First, I tried to give an address of my network to the virtual adapter, but it not worked; after this I used the following powershell command to bound the physical and virtual network:
Set-VMSwitch -Name "External" -NetAdapterNme "Ethernet 2"
where "External" was the vswitch name while the "Ethernet 2" was the physical; to obtain the name of the latter I simply used the powershell command:
Now I have 2 tests to do to understand better if this is an issue: try to use powershell to create the external vswitch, using the cmdlet New-VMSwitch ("set" cmdlet worked, I don't know if "new" is working, seen the behavior of the user interface to create the external vswitch).
The second test is to not assign an ip to the external vswitch, but let the user interface create it with the issue and then give the set command, to see if the vswitch take the ip address of the physical nic.

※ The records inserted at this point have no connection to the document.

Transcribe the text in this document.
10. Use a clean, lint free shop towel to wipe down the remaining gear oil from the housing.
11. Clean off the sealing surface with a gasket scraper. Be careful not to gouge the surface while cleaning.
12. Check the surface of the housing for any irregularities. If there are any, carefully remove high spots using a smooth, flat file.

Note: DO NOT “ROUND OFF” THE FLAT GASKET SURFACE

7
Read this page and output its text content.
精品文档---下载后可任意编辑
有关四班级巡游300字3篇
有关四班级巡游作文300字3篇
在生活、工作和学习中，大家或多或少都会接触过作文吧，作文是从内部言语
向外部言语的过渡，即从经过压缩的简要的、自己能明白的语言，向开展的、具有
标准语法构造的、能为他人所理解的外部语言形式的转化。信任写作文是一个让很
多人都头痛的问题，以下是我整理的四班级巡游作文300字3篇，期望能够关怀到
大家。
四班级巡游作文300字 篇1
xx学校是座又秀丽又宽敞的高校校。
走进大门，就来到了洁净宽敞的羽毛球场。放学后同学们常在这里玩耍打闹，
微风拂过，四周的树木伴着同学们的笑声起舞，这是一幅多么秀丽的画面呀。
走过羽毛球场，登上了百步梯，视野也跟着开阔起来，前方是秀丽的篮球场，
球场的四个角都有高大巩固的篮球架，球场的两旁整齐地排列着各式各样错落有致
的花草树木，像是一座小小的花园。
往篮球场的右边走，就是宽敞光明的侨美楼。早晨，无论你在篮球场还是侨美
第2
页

If some "softies" can say something about I'd like to hear.
06-06-2018 04:40 PM
The Hyper-V Host virtual NIC should not prevent a virtual machine from communicating through an external switch. The Hyper-V vSwitch operates at layer 2, and as such, anyone on that broadcast domain should be able to pass traffic to the VM.
Host1 has the IP address of 10.10.10.1/24
Host2 has a vNIC named "vEthernet (vSwitchName)" has an IP of 169.254.x.x
VM 1 on host 2 has an IP of 10.10.10.2/24
If the Windows Firewall on VM2 allows ICMP-inbound (File and Print Sharing Group), then ping should work. Also, a Hyper-V VM should be able to receive DHCP from an external DHCP server so long as that DHCP server is broadcasting on the same L2 subnet.